それは、先の3つのお立場と役割は、あくまでも従来における“国内”に対するもので、未来に向けて更に“4番目”の役割があり得るのではないか、ということだ。
まだ、うまく整理し切れていないが、国際社会の中で、天皇が受け継いで来られた伝統的精神を踏まえて、人類規模での「現代の課題」に対して、(お言葉やご行動で)前向きなメッセージを発信されること、とでも取り敢えず言っておこう。
以前、上皇陛下がロンドンのリンネ協会の依頼に応えて、リンネ生誕300年の記念行事で基調講演をされたことがある(「リンネと日本の分類学ー生誕300年を記念して」平成19年5月29日)。
これは、主に科学者としてのお立場でなさった専門分野でのご講演だった。
これに対し、平成10年にインドのニューデリーで開催された国際児童図書評議会(IBBY)の第26回世界大会で、上皇后陛下がビデオテープによる基調講演をされている(9月21日、「橋をかけるー子供時代の読書の思い出」)。
更に、平成14年にスイスのバーゼルで開催された50周年記念大会にお出ましになり、ご挨拶をされた(9月29日、「バーゼルよりー子どもと本を結ぶ人たちへ」。
どちらも『橋をかける』(文春文庫)に所収)。
これらのうち、後者は私がイメージしている“4番目のお務め”により近い。
《世界の水問題にお取り組み》
一方、今の天皇陛下は皇太子時代から、国連「水と衛生に関する諮問委員会」名誉総裁をお務めになるなど、切実な人類的課題と言うべき“世界の水問題”に積極的に取り組んでおられる。
同委員会の委員だった尾田栄章氏は、以下のように述べておられる。
「世界の(水問題に取り組む)人たちは、皇太子殿下(今上陛下)以外の方では務まらない役割を殿下にお務めいただいていると感じているようです。
ご自身が積極的に周りを動かされるのではなく、そこに居られることによって周りが自然に活性化されて動いていく。
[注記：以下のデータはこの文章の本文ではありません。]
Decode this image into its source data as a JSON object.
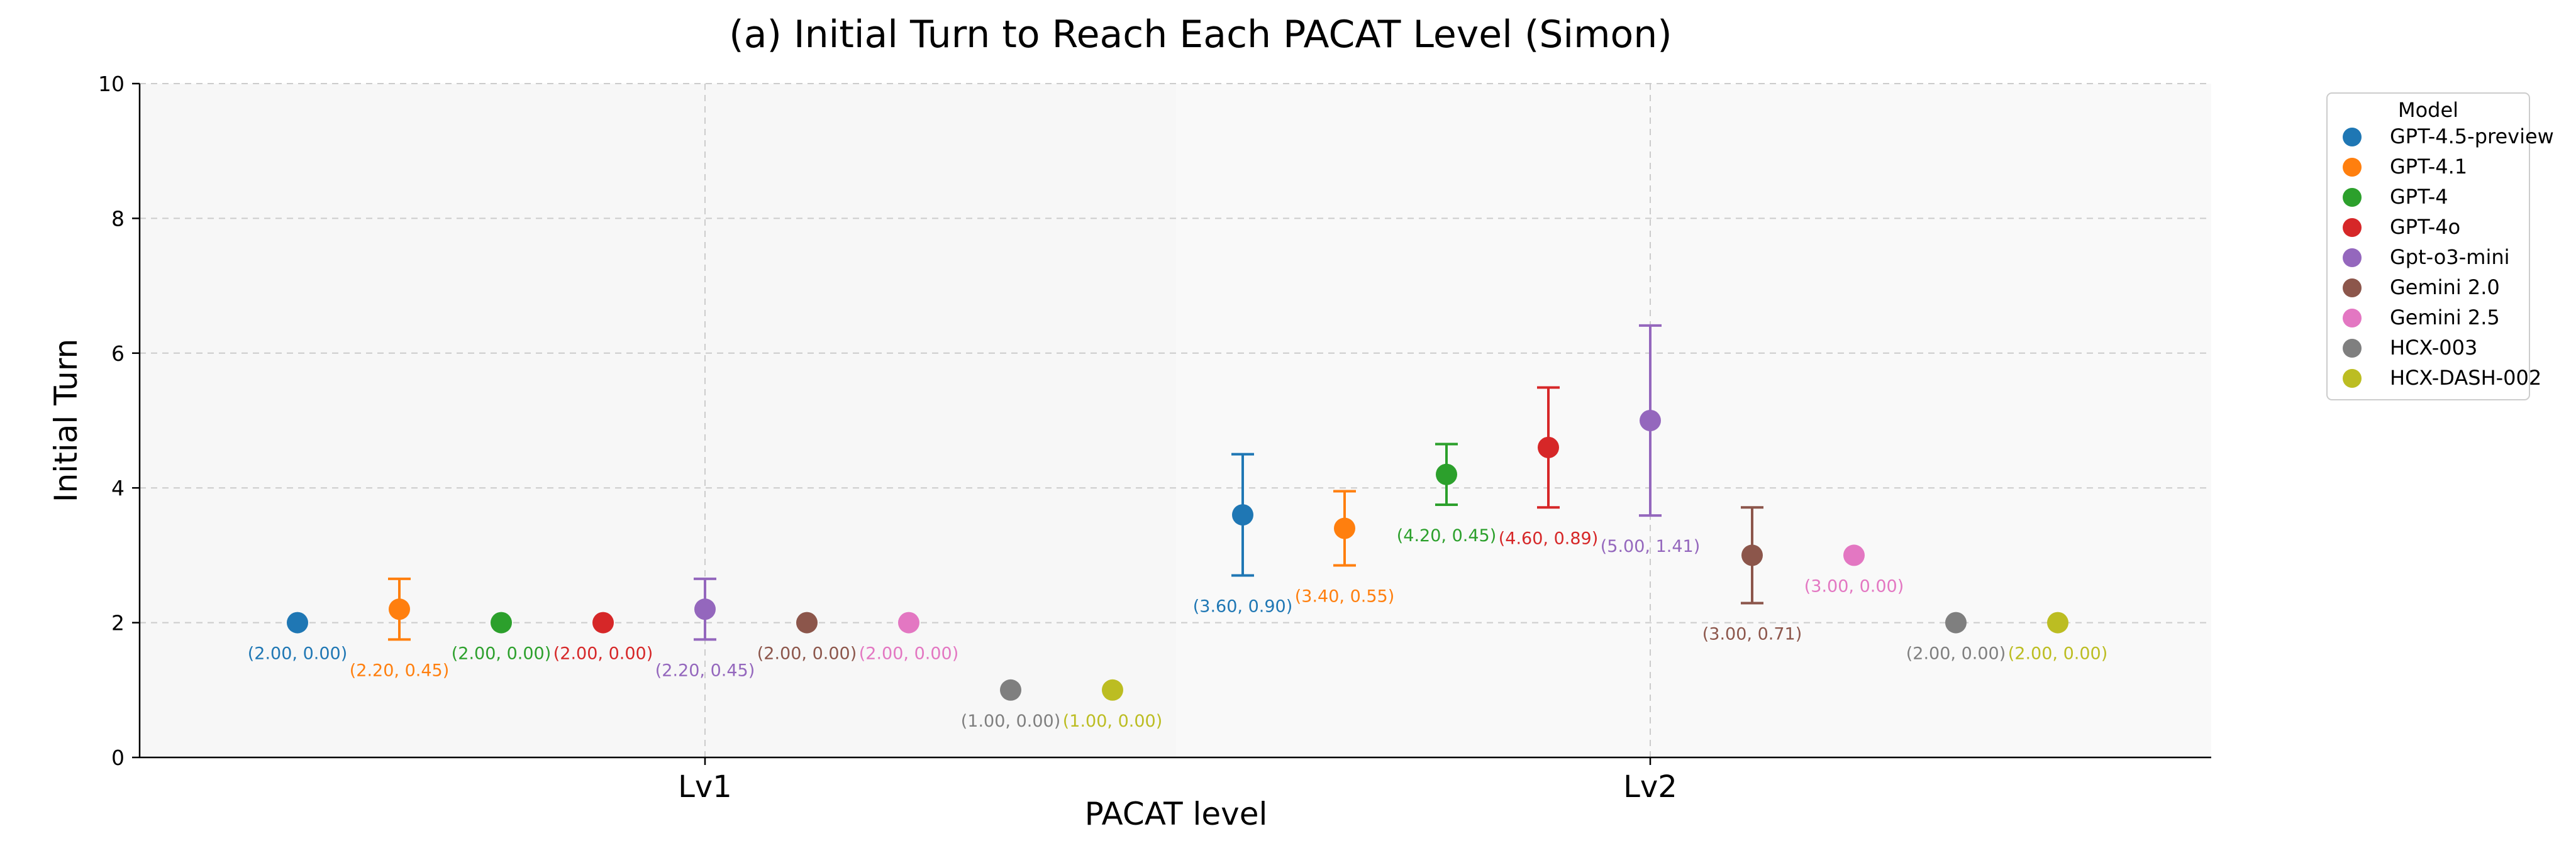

日本の長い歴史の流れの中で培われたものなのでしょうか。
他の人ではできないお役なのですね」(『祖国と青年』平成21年5月号)と。
この4番目のお務めは、令和の時代において比重を大きく増すことになるかも知れない。
《国連会合でご講演》
早速、6月25日には、お住まいの赤坂御所からオンラインで開催された国連の「水と災害に関する特別会合」(72ヵ国、33の国際機関が参加)にご臨席になり、国連のアントニオ・グテーレス事務総長らの挨拶の後に、東日本大震災の被災地の現状などに触れた講演を行われた。
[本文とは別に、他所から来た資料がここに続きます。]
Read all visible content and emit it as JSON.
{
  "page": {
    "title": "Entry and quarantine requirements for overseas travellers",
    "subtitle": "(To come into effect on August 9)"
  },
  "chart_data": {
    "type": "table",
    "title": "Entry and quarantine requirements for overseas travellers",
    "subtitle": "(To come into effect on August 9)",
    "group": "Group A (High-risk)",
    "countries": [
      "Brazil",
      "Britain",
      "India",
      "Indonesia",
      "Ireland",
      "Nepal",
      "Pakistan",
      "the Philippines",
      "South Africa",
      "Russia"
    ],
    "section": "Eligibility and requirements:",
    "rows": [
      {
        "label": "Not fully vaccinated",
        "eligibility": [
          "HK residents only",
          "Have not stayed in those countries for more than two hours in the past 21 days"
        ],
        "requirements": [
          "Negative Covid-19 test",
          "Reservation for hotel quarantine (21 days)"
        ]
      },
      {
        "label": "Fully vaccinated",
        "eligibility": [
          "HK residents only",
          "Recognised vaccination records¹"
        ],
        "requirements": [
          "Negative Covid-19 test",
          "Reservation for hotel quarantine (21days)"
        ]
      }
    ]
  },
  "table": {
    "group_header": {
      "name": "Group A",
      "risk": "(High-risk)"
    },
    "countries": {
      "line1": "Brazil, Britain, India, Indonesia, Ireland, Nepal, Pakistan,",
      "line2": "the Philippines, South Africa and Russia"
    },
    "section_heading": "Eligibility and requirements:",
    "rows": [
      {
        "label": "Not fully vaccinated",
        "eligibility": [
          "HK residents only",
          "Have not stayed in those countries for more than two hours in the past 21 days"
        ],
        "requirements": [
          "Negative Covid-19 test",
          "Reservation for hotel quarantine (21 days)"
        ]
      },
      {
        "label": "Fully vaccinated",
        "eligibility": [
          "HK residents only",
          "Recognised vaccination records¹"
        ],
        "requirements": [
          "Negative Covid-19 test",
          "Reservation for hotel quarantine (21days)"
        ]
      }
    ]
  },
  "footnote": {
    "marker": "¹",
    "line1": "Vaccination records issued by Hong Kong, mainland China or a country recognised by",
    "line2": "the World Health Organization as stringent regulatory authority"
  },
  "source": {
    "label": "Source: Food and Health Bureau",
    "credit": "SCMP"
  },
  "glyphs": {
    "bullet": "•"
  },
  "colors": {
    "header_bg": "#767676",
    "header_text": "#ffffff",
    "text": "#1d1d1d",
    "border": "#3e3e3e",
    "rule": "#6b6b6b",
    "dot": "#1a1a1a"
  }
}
「災害や疫病の記憶を後世に伝えつつ、その教訓を生かすべく、次の災害や疫病に備えながら、誰一人取り残されることなく、健康で幸せな毎日を享受できるような社会の構築に向けて、私も皆さんと一緒に努力を続けていきたいと思います」と。
オンライン形式とはいえ、天皇として国連の会合で講演をされたのは、これが歴史上、初めてではないか(皇太子時代には、同会合での講演はニューヨークの国連本部で2回、ビデオテープで1回行っておられるが)。